Le carambolage des informations est parfois troublant. Ainsi, c'est aujourd'hui que s'achève le délai d'un an que Rafael Correa a donné aux Etats-Unis pour évacuer la base militaire de Manta. Parallèlement, on apprend que 800 militaires et 600 mercenaires (pardon, personnels extérieurs sous contrat) viendront prochainement s'installer dans les bases militaires existantes ou d'autres nouvellement ouvertes pour eux, afin d'assurer 'une aide technique' aux forces armées colombiennes, en particulier dans le domaine de la lutte contre le narcotrafic.

Ce qui fait un peu désordre, c'est qu'une fois de plus ni le Congrès ni le Conseil d'Etat n'aient été consultés, ni même informés officiellement. Le Conseil d'Etat rappelle que selon la Constitution, ce type de décision est du ressort du président, certes, mais après avis du Conseil. Quant au Congrès, plusieurs parlementaires soulignent que l'avis du Congrès est obligatoire pour passer des accords internationaux.
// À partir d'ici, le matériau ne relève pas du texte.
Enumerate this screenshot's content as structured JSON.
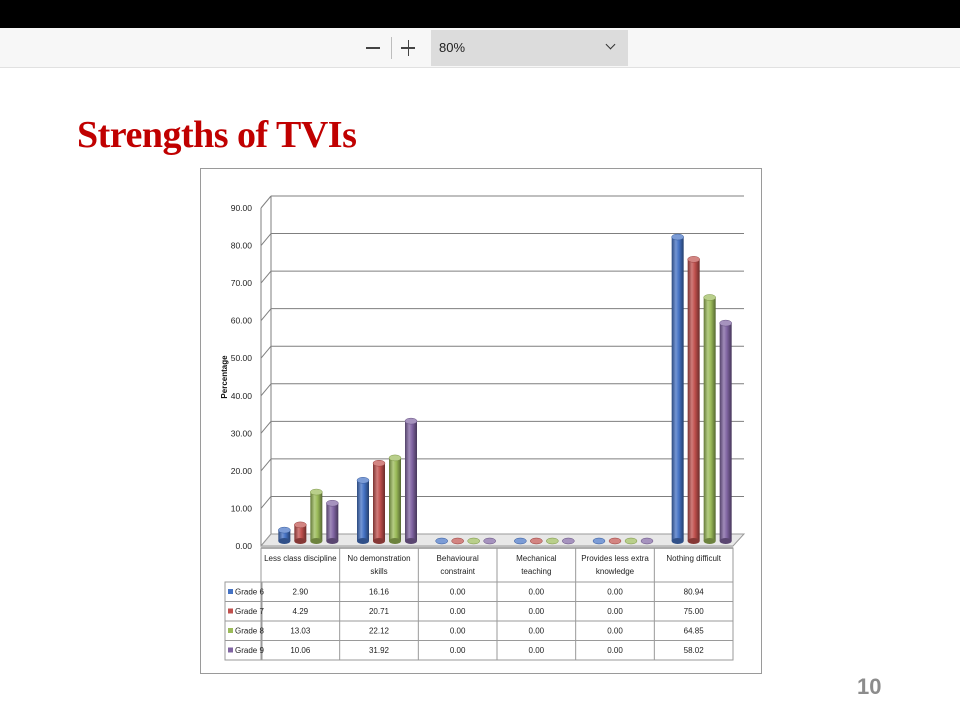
{
  "toolbar": {
    "zoom_value": "80%",
    "zoom_out_icon": "minus-icon",
    "zoom_in_icon": "plus-icon",
    "dropdown_icon": "chevron-down-icon"
  },
  "slide": {
    "title": "Strengths of TVIs",
    "page_number": "10",
    "title_color": "#c00000"
  },
  "chart_data": {
    "type": "bar",
    "ylabel": "Percentage",
    "ylim": [
      0,
      90
    ],
    "y_ticks": [
      "0.00",
      "10.00",
      "20.00",
      "30.00",
      "40.00",
      "50.00",
      "60.00",
      "70.00",
      "80.00",
      "90.00"
    ],
    "categories": [
      [
        "Less class discipline"
      ],
      [
        "No demonstration",
        "skills"
      ],
      [
        "Behavioural",
        "constraint"
      ],
      [
        "Mechanical",
        "teaching"
      ],
      [
        "Provides less extra",
        "knowledge"
      ],
      [
        "Nothing difficult"
      ]
    ],
    "series": [
      {
        "name": "Grade 6",
        "color": "#4472c4",
        "values": [
          2.9,
          16.16,
          0.0,
          0.0,
          0.0,
          80.94
        ],
        "labels": [
          "2.90",
          "16.16",
          "0.00",
          "0.00",
          "0.00",
          "80.94"
        ]
      },
      {
        "name": "Grade 7",
        "color": "#c0504d",
        "values": [
          4.29,
          20.71,
          0.0,
          0.0,
          0.0,
          75.0
        ],
        "labels": [
          "4.29",
          "20.71",
          "0.00",
          "0.00",
          "0.00",
          "75.00"
        ]
      },
      {
        "name": "Grade 8",
        "color": "#9bbb59",
        "values": [
          13.03,
          22.12,
          0.0,
          0.0,
          0.0,
          64.85
        ],
        "labels": [
          "13.03",
          "22.12",
          "0.00",
          "0.00",
          "0.00",
          "64.85"
        ]
      },
      {
        "name": "Grade 9",
        "color": "#8064a2",
        "values": [
          10.06,
          31.92,
          0.0,
          0.0,
          0.0,
          58.02
        ],
        "labels": [
          "10.06",
          "31.92",
          "0.00",
          "0.00",
          "0.00",
          "58.02"
        ]
      }
    ],
    "grid": true,
    "legend": "data-table"
  }
}
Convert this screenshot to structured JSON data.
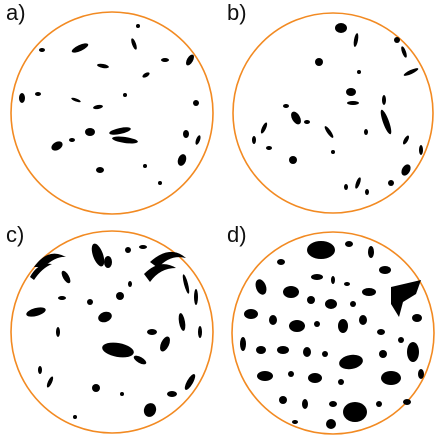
{
  "panels": [
    {
      "label": "a)",
      "density": "sparse"
    },
    {
      "label": "b)",
      "density": "sparse"
    },
    {
      "label": "c)",
      "density": "medium"
    },
    {
      "label": "d)",
      "density": "dense"
    }
  ],
  "colors": {
    "dish_outline": "#f28a22",
    "particles": "#000000",
    "background": "#ffffff"
  }
}
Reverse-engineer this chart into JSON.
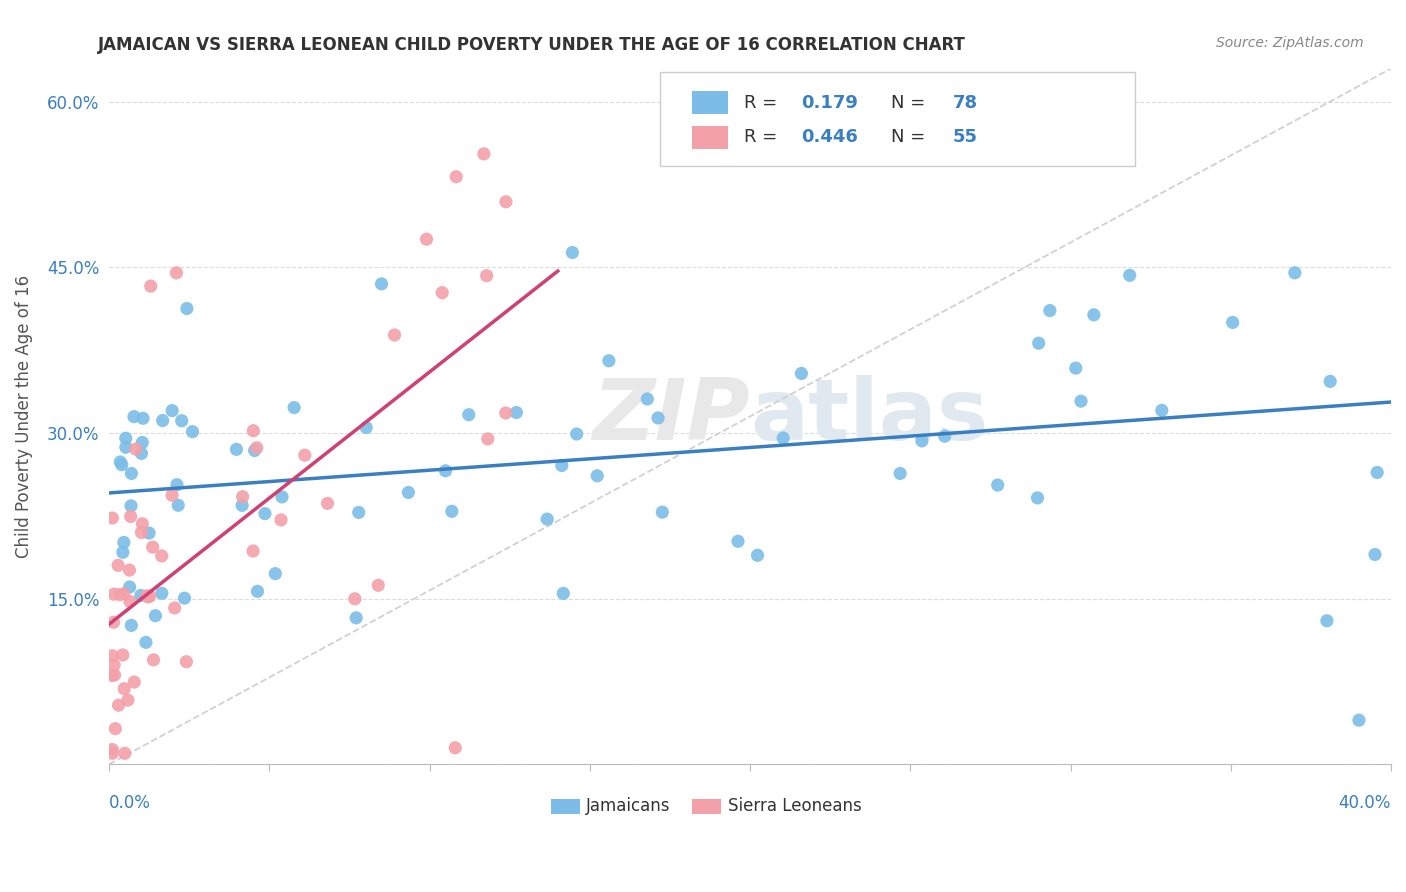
{
  "title": "JAMAICAN VS SIERRA LEONEAN CHILD POVERTY UNDER THE AGE OF 16 CORRELATION CHART",
  "source": "Source: ZipAtlas.com",
  "ylabel": "Child Poverty Under the Age of 16",
  "xlim": [
    0.0,
    0.4
  ],
  "ylim": [
    0.0,
    0.63
  ],
  "watermark_zip": "ZIP",
  "watermark_atlas": "atlas",
  "r_jam": "0.179",
  "n_jam": "78",
  "r_sl": "0.446",
  "n_sl": "55",
  "jamaicans_color": "#7bbde8",
  "sierraloneans_color": "#f4a0a8",
  "trendline_jam_color": "#3a7fc1",
  "trendline_sl_color": "#d04070",
  "seed": 42
}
Voilà qui rappelle le Plan Colombie, de funeste mémoire (funeste, c'est à partir de combien de morts): un plan 'pour la paix, la prospérité et le renforcement institutionnel', essentiellement axé sur la lutte contre le narcotrafic, rédigé uniquement en anglais, à Washington, et imposé à la représentation populaire colombienne en 2000. Le recours aux fumigations massives par avion (y'a bon le glyphosate de Monsanto, vendu en Europe sous l'appellation Round-Up) a provoqué des ravages sur l'environnement et parmi la population.